戦後70年という節目の年を迎えて、盛んに政治経済分野を中心にして、世の中の目にするもので特集が組まれています。
そんな中、今回の拙ブログでは以前も推奨した日経新聞の"経済教室"コーナーに掲載された中から、至極の一説をご紹介したいと思います。

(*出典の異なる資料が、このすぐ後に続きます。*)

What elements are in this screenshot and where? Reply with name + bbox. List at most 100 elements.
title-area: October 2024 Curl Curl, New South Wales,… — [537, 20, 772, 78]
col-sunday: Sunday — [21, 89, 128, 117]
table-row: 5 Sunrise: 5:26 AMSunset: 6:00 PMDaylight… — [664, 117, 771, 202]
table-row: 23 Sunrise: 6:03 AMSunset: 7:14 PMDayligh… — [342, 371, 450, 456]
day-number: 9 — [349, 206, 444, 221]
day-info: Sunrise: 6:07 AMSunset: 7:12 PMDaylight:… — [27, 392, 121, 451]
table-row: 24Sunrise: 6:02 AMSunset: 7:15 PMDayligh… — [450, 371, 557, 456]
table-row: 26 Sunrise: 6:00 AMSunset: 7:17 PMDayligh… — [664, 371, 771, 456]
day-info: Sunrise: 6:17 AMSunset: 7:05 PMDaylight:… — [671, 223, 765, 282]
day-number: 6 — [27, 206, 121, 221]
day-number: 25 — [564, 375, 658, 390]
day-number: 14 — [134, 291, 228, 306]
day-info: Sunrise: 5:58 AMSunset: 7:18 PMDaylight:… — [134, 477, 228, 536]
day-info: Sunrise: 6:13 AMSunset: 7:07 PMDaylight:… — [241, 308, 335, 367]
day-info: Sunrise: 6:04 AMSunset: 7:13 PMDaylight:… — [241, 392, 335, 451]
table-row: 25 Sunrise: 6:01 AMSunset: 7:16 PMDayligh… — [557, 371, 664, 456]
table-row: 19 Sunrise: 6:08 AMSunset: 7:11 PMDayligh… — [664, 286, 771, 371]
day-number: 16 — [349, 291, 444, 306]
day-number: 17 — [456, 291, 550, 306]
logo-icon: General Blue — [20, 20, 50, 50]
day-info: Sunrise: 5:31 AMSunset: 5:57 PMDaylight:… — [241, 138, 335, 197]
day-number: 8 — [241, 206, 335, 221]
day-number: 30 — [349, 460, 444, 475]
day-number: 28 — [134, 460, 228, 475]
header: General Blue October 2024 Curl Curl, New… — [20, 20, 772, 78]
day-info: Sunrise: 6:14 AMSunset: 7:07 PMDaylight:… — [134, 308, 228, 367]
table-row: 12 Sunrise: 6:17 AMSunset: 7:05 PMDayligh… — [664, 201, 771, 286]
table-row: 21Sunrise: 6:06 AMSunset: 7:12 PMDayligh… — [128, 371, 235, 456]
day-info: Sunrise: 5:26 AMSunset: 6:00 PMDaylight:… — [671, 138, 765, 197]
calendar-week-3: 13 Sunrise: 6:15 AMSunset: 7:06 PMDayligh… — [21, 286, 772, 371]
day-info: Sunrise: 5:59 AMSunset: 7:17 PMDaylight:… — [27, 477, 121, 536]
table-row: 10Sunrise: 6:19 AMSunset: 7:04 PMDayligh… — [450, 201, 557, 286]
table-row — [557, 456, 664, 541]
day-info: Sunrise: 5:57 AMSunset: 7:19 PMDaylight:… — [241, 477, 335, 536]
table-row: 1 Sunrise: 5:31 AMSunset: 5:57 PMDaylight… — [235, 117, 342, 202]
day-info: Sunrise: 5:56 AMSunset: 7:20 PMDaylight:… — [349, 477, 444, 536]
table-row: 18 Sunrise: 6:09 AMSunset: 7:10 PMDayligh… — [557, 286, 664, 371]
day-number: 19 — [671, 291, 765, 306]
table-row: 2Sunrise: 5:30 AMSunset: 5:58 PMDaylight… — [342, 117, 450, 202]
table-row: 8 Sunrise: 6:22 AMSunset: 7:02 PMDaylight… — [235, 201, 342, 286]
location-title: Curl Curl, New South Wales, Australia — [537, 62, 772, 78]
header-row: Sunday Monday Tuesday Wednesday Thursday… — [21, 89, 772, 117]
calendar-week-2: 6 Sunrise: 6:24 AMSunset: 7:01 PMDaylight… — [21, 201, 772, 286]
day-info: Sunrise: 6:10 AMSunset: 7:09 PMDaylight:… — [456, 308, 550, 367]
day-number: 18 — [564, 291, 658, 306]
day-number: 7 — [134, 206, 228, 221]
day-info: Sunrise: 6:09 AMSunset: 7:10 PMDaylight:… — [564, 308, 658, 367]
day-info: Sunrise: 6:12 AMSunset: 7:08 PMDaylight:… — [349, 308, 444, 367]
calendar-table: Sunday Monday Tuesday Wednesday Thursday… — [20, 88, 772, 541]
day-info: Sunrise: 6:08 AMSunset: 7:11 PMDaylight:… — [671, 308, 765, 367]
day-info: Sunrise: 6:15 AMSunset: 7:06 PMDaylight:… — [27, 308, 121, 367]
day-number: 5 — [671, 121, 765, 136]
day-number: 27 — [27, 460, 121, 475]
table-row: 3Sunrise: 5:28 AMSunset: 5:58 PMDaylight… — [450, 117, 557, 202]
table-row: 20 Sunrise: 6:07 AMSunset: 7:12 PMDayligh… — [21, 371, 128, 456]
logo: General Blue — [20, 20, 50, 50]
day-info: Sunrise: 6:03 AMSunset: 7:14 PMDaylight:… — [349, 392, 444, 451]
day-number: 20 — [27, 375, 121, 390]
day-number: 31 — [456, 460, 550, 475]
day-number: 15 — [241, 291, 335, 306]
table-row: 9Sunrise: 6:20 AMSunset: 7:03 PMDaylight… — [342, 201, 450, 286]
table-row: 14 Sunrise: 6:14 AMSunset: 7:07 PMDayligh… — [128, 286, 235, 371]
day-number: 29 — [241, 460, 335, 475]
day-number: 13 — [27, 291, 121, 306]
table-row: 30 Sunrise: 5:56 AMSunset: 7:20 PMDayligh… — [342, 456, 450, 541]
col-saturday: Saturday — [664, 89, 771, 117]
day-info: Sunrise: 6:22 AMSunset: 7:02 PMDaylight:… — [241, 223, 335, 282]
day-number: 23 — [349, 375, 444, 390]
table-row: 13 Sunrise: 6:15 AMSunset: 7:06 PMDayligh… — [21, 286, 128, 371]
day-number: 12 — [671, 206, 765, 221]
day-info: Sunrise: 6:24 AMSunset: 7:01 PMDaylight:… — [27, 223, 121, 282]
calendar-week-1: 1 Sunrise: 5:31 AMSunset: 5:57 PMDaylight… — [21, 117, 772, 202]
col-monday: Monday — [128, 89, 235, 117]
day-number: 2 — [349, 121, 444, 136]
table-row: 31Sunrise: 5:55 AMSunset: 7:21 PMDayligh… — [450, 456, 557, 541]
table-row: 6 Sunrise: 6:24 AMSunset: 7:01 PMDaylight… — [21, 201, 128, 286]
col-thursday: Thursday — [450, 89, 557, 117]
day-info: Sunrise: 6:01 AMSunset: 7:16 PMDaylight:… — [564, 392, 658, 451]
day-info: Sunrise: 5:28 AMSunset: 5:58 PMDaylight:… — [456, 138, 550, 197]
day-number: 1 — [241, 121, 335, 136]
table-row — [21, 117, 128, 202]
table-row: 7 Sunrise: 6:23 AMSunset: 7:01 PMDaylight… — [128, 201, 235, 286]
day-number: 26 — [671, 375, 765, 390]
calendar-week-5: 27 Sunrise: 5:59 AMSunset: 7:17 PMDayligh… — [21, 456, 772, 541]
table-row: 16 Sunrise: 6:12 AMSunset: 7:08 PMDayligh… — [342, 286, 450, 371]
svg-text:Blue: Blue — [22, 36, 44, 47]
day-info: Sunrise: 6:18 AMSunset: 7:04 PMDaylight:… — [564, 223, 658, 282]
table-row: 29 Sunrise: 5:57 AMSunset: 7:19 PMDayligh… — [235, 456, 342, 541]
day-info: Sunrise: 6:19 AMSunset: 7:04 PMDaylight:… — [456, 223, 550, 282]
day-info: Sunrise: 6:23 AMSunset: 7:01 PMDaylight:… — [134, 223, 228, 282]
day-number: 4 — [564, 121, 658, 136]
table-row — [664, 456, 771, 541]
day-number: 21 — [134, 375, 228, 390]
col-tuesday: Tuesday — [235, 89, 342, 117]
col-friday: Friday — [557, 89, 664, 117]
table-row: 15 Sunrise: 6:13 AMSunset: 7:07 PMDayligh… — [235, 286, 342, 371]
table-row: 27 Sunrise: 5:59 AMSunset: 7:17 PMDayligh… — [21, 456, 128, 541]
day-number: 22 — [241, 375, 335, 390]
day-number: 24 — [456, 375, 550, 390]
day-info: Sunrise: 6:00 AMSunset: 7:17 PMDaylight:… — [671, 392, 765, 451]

今井賢一スタンフォード大学名誉シニアフェローからの寄稿文です。
「戦後70年の経済的論議には2つの"忘れ物"があったということであり、その忘れ物のなかに、問題をとく重要な鍵があるということである。」
「第一の忘れ物は自然資本である。自然資本とは、森林資源、農地、水産資源等の価値を資本として把握する用語である。国連大学の報告書が網羅した20ヶ国の中で、日本は持続可能な経路にあることがわかり、自然資本がプラスに成長した数少ない国の1つなのだ。」
「いま仮に、人間能力の10億倍の能力を持つ人口知能が出現したら、その人口知能は、生態系のような非定型の性質をもつ自然資本を形成してゆくことに役立つのだろうか。」
「どう考えても、人口知能が自然資本を形成していくことは不可能だと考えざるをえない。」
「この種のプロセスを人口知能によって開拓することには無理があるといわぜるをえない。」
「私は自然資本の概念を重視し、それを慎重に発展させたいと考える。」
「かつての英国のように自然は制服すべきものだと考えると、自然資本の成長率は極度のマイナスになるのである。」
「第二の忘れ物は、国際的な不安定性にかかわる宗教問題である。」
「現在の日本の社会では、先祖を末永く墓に祀り、自分も死後、一族と生きている孫たちとの仮想的な交流を夢見るという死後の世界を想定することが困難になっている。」
「実際問題として墓参りは形骸化している。この地球の上で自分は何をしたのか、いかなる人生であったのかを考える暇もなく、定型的に儀式は終わってゆく。」
「注目したいのは大げさにいうと、西洋文明に起源をもつ現代文明の行き詰まりをいかに打開するかという思想的基盤との関係である。」
「キリスト教と資本主義が結びついた西洋文明が世界の中心であったことは間違いないが、人類文化という視点からは、人間と天上の神のみを見る思想には限界がある。」
「最近、梅原猛先生が人類哲学序説で述べられているように、草や木も動物も人間と同じように扱う思想が必要なのであり、そこに自然資本と宗教が結びつく思想が生まれる。」
「"大夢カプセル"(生前に自分史を書くという活動)の革新的精神はこれを受け継ぎ、どのような宗教、どのような宗派をも受け入れる試みなのである。」
「このような実践を進めていくことが、宗教的対立に基づく国際的不安定に関する日本のスタンスを示すことになろう。」
いかがですか、
非常に質の高い講義を聴くことができた、という満ち足りた気持ちになってきませんか?